More important than the visible wounds however, may be the overall status of the animal and the possibility of crushing or blunt trauma injury.  An animal traumatised by a fight may present in a state of shock - pale, faint and cold.  Hypovolaemic shock can be more life-threatening than the obvious wounds and treatment may include intravenous fluids, oxygen therapy, pain relief and antibiotic coverage.  Minor clipping and cleaning of the wounds may be attempted whilst the animal is receiving shock therapy but thorough investigation may only be safe after many hours of stabilisation.
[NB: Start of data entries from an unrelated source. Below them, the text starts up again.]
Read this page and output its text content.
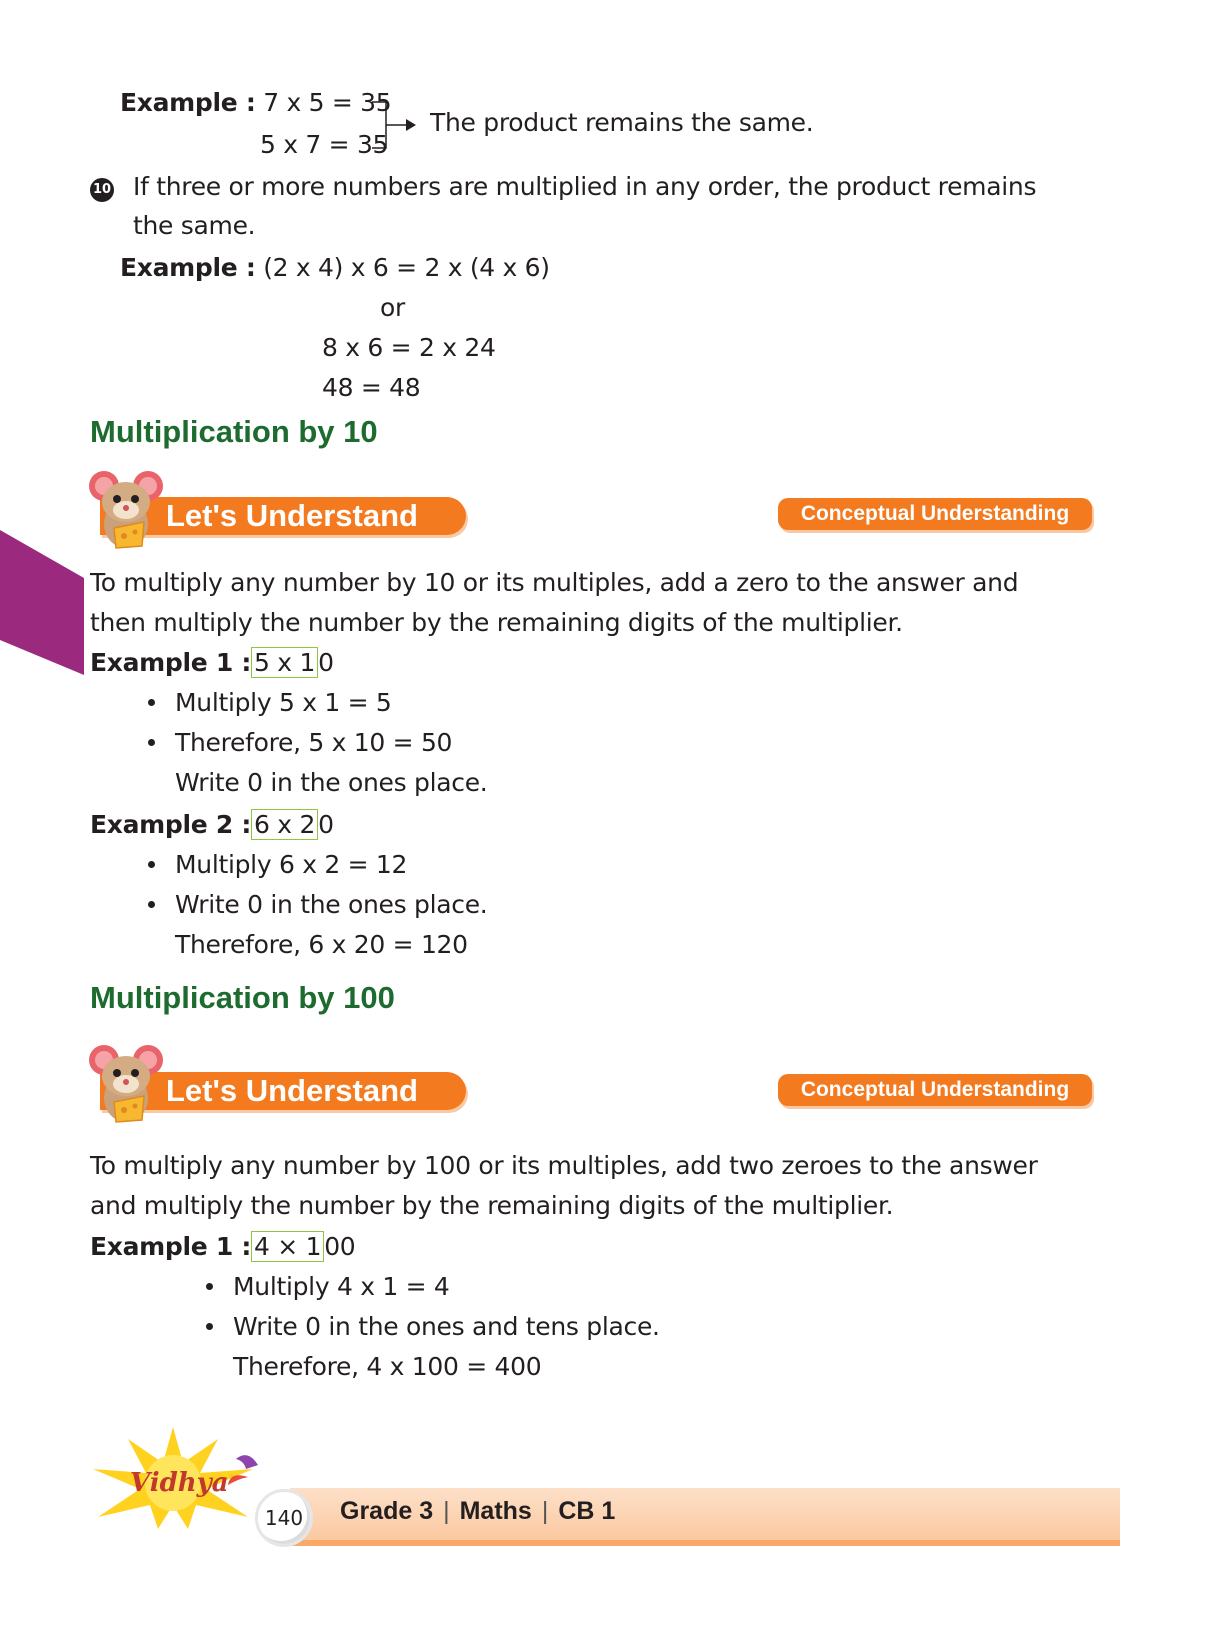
Example : 7 x 5 = 35
5 x 7 = 35
The product remains the same.
10 If three or more numbers are multiplied in any order, the product remains
the same.
Example : (2 x 4) x 6 = 2 x (4 x 6)
or
8 x 6 = 2 x 24
48 = 48
Multiplication by 10
Let's Understand	Conceptual Understanding
To multiply any number by 10 or its multiples, add a zero to the answer and
then multiply the number by the remaining digits of the multiplier.
Example 1 : 5 x 1 0
Multiply 5 x 1 = 5
Therefore, 5 x 10 = 50
Write 0 in the ones place.
Example 2 : 6 x 2 0
Multiply 6 x 2 = 12
Write 0 in the ones place.
Therefore, 6 x 20 = 120
Multiplication by 100
Let's Understand	Conceptual Understanding
To multiply any number by 100 or its multiples, add two zeroes to the answer
and multiply the number by the remaining digits of the multiplier.
Example 1 : 4 × 1 00
Multiply 4 x 1 = 4
Write 0 in the ones and tens place.
Therefore, 4 x 100 = 400
Vidhya
140	Grade 3 | Maths | CB 1
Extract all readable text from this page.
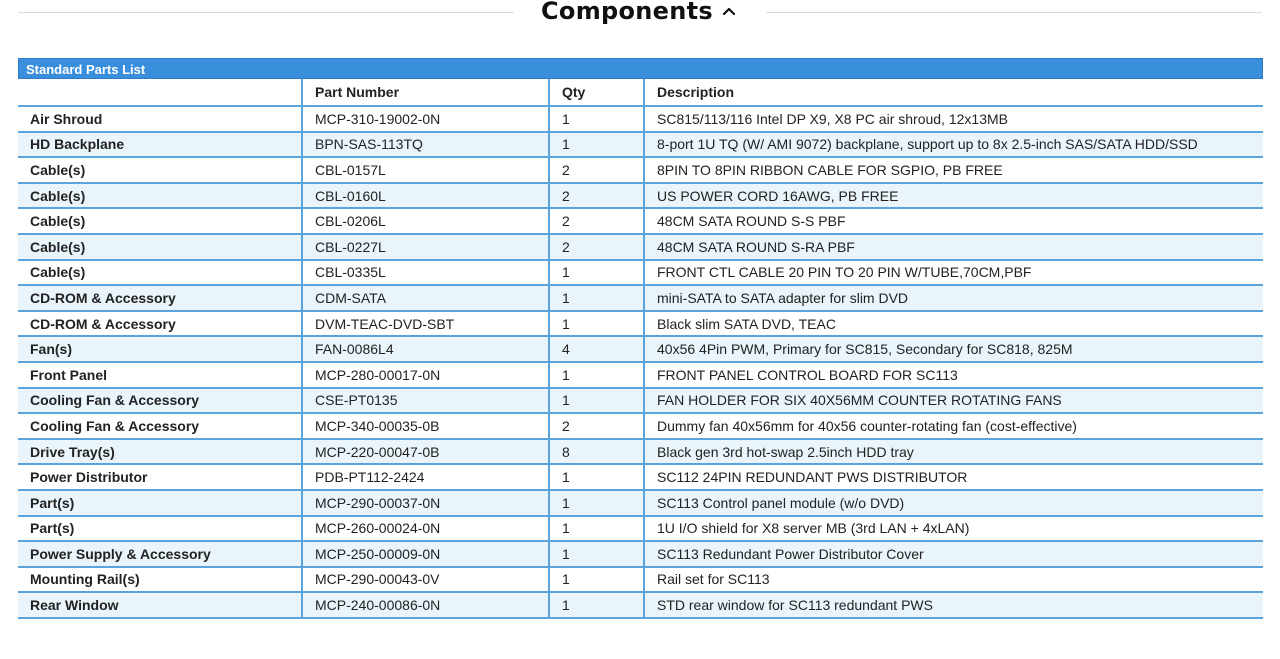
Components
Standard Parts List
	Part Number	Qty	Description
Air Shroud	MCP-310-19002-0N	1	SC815/113/116 Intel DP X9, X8 PC air shroud, 12x13MB
HD Backplane	BPN-SAS-113TQ	1	8-port 1U TQ (W/ AMI 9072) backplane, support up to 8x 2.5-inch SAS/SATA HDD/SSD
Cable(s)	CBL-0157L	2	8PIN TO 8PIN RIBBON CABLE FOR SGPIO, PB FREE
Cable(s)	CBL-0160L	2	US POWER CORD 16AWG, PB FREE
Cable(s)	CBL-0206L	2	48CM SATA ROUND S-S PBF
Cable(s)	CBL-0227L	2	48CM SATA ROUND S-RA PBF
Cable(s)	CBL-0335L	1	FRONT CTL CABLE 20 PIN TO 20 PIN W/TUBE,70CM,PBF
CD-ROM & Accessory	CDM-SATA	1	mini-SATA to SATA adapter for slim DVD
CD-ROM & Accessory	DVM-TEAC-DVD-SBT	1	Black slim SATA DVD, TEAC
Fan(s)	FAN-0086L4	4	40x56 4Pin PWM, Primary for SC815, Secondary for SC818, 825M
Front Panel	MCP-280-00017-0N	1	FRONT PANEL CONTROL BOARD FOR SC113
Cooling Fan & Accessory	CSE-PT0135	1	FAN HOLDER FOR SIX 40X56MM COUNTER ROTATING FANS
Cooling Fan & Accessory	MCP-340-00035-0B	2	Dummy fan 40x56mm for 40x56 counter-rotating fan (cost-effective)
Drive Tray(s)	MCP-220-00047-0B	8	Black gen 3rd hot-swap 2.5inch HDD tray
Power Distributor	PDB-PT112-2424	1	SC112 24PIN REDUNDANT PWS DISTRIBUTOR
Part(s)	MCP-290-00037-0N	1	SC113 Control panel module (w/o DVD)
Part(s)	MCP-260-00024-0N	1	1U I/O shield for X8 server MB (3rd LAN + 4xLAN)
Power Supply & Accessory	MCP-250-00009-0N	1	SC113 Redundant Power Distributor Cover
Mounting Rail(s)	MCP-290-00043-0V	1	Rail set for SC113
Rear Window	MCP-240-00086-0N	1	STD rear window for SC113 redundant PWS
Some examples of bite wound cases which demonstrate potential dangers:

  • A Border Collie with multiple dog bite wounds developed a life-threatening heart arrhythmia either as a direct result of trauma to the heart or circulating stress hormones.  Only after 12 hours of shock treatment and anti-arrhythmic drugs could the bite wounds could be properly addressed.
  • A Fox Terrier with bite wounds around the neck where the muscle swelled extensively.  Air was also trapped within the muscle layers and together this resulted in crushing injuries with a very sad ending.
  • A cat grabbed about the abdomen by a dog. Although there were no visible wounds the attack had ruptured the cat's bladder and torn the ureter from its kidney. After being treated for shock, the damage was surgically repaired with a good outcome.

In essence - don't under estimate bite wounds... there may be more lurking beneath the surface than meets the eye!